Kepala Pusat Data Informasi dan Humas BPNPB Sutopo Purwo Nugroho mengatakan, penetapan status siaga darurat karhutla berdasarkan pertimbangan yang telah ditetapkan di beberapa kabupaten/kota. Selain itu, melihat peningkatan jumlah titik api (hotspot), serta saran dari Badan Penanggulangan Bencana Daerah (BPBD) juga menjadi pertimbangan BNPB untuk menetapkan empat provinsi menjadi siaga darurat karhutla.
"Dengan pemberlakuan siaga darurat maka ada kemudahan akses dalam penanganan karhutla, baik pengerahan personel, komando, logistik, anggaran, dan dukungan dari pemerintah pusat. Jalur komando penanganan lebih mudah koordinasinya," kata Sutopo melalui siaran persnya, Rabu (21/2/2018).
Pemberlakuan siaga darurat karhutla akan berdampak pada kemudahan akses dalam penanganan karhutla. Disebutkan, daerah-daerah yang berada di sekitar garis khatulistiwa saat ini memasuki musim kemarau periode pertama seperti Riau, Kalimantan Barat, dan Kalimantan Tengah. Daerah ini juga memiliki pola hujan ekuatorial.
Pengamatan hutan dari atas, Selasa (20/2). (Foto: bnpb.go.id)
Sutopo menjelaskan, antara pertengahan Januari hingga Maret merupakan masa kemarau pertama. Selanjutnya, Maret-Mei masuk musim penghujan, sedangkan Juni-September kemarau kedua yang lebih kering. Karhutla umumnya meningkat pada periode kedua musim kemarau ini.
“Ini sesuai pola hujan ekuatorial dicirikan oleh tipe curah hujan dengan bentuk bimodial (dua puncak hujan), yang biasanya terjadi sekitar bulan Maret dan Oktober atau pada saat terjadi ekinoks,” paparnya.

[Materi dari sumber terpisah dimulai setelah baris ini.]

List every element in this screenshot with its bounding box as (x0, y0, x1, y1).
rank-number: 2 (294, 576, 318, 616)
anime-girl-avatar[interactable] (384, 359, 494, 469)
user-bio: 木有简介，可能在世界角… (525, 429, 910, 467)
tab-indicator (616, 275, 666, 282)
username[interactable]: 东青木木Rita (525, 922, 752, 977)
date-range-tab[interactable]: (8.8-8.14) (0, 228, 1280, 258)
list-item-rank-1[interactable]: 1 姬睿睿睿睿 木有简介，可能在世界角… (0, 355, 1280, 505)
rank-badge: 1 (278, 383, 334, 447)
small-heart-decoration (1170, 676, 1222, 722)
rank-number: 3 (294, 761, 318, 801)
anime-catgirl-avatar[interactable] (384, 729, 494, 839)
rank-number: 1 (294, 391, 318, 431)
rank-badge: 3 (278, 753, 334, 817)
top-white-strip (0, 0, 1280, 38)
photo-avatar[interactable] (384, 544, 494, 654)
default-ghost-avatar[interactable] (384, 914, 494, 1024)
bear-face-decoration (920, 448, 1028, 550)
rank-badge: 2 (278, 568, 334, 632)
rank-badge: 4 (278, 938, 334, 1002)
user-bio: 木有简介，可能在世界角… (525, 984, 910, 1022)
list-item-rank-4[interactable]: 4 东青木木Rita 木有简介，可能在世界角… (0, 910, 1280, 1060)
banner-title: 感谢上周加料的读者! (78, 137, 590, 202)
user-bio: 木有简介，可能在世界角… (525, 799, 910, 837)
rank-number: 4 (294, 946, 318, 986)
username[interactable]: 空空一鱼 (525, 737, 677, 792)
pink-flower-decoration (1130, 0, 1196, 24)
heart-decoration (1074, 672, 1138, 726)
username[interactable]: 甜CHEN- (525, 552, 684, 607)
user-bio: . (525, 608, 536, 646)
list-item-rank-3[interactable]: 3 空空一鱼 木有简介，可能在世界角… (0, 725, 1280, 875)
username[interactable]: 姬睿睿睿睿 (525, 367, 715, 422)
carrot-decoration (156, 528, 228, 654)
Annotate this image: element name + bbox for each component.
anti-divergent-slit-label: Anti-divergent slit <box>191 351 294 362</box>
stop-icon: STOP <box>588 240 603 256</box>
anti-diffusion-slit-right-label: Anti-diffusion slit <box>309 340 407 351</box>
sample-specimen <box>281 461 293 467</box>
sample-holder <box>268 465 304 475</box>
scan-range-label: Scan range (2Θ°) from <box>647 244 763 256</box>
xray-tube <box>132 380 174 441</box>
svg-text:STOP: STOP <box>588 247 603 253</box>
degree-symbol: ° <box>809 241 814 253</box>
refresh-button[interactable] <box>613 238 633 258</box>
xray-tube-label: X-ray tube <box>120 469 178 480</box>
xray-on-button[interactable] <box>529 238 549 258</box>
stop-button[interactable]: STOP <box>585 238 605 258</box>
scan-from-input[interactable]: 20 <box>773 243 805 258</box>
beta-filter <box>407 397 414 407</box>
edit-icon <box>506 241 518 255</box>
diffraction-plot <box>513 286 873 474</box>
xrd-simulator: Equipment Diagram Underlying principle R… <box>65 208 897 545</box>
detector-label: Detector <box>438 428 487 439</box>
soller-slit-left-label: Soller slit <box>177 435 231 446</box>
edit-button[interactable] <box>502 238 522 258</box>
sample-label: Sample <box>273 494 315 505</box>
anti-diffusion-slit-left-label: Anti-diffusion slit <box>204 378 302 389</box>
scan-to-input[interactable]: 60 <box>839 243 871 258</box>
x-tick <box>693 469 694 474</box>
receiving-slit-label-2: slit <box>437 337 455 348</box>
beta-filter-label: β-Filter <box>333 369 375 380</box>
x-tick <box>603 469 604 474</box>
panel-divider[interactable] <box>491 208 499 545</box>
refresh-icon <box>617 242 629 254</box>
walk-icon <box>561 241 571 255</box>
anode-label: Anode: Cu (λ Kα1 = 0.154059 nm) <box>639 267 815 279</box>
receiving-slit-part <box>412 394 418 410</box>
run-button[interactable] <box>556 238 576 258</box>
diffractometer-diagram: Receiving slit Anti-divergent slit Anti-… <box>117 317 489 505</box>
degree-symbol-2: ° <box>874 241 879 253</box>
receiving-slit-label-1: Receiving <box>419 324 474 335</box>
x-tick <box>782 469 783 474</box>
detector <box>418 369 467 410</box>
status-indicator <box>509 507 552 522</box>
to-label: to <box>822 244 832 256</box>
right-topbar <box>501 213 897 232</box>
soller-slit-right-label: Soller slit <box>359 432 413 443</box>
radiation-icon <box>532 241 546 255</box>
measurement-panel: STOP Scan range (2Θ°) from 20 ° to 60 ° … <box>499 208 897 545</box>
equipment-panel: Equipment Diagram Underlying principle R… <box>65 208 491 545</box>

Belakangan jumlah hotspot terus meningkat. Dalam seminggu terakhir, banyak ditemukan hotspot di Kalimantan Barat. Berdasarkan pantauan, Kota Pontianak bahkan sudah terselimuti asap karhutla. Selain itu, terpantau, terdapat 90 hotspot di Indonesia dalam 24 jam terakhir.